Artık bu problem sırf bir iktidar değiştirme sıkıntısı değildir. Bu toplumu ve geleceği hakikate dayalı olarak nasıl kuracağımızı konuşmalıyız. Büsbütün toplumun gerçeklerine dayanan yeni bir kıssa kurmalıyız. Karşımızda kurumlarıyla felç olmuş, tahlil üretemeyen bir sistem var. Her alanda kuvvetli bir kalkınma planı atılımına muhtaçlığımız var. Evvel siyasal kültürün değişimi, sonra kurumların tekrar kuvvetli ıslahatlarla biçimlendirilmesi, kamucu akla dönüş ve yine inşa adımlarımız olacak.

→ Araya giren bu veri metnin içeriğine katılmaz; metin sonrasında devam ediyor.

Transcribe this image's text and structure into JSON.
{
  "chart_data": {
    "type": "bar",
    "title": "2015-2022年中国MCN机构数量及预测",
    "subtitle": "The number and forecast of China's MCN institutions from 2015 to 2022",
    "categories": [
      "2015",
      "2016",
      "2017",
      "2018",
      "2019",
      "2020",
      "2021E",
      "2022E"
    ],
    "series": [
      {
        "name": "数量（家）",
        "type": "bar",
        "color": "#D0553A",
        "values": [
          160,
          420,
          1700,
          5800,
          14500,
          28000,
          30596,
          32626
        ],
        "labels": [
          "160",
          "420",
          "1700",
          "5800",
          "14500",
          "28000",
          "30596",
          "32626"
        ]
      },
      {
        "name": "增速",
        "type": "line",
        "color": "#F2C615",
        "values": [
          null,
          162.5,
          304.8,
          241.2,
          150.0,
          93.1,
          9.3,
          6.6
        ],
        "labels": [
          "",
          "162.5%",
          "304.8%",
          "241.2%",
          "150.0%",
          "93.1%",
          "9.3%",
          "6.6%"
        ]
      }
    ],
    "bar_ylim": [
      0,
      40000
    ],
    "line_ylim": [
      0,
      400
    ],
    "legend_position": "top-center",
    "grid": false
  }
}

Sayın Genel Başkan’ın benimle ve yol arkadaşlarımızla ilgili bir gelecek tanım etmesi bana onur verir. Lakin tüm samimiyetimle söylüyorum, önümüzdeki devir siyaseti meslek ve çıkar odağında yapanlar, siyasetin sert şartlarına ahenk sağlayamaz, zaaflarına yenik düşer.
Bir plancı olarak tabi ki planlama aklının, kentleşmenin olduğu alanlarda tüm gücümle bu ülkenin yararına çalışmak en büyük hayalim. Lakin husus ben değil, bahis biz. “Siyaset, ben ne olacağım işidir” diyen ekol bitti. Artık yine siyasetin millet, bu ülke ne olacak sorusuna dönüştüğü bir eşikteyiz.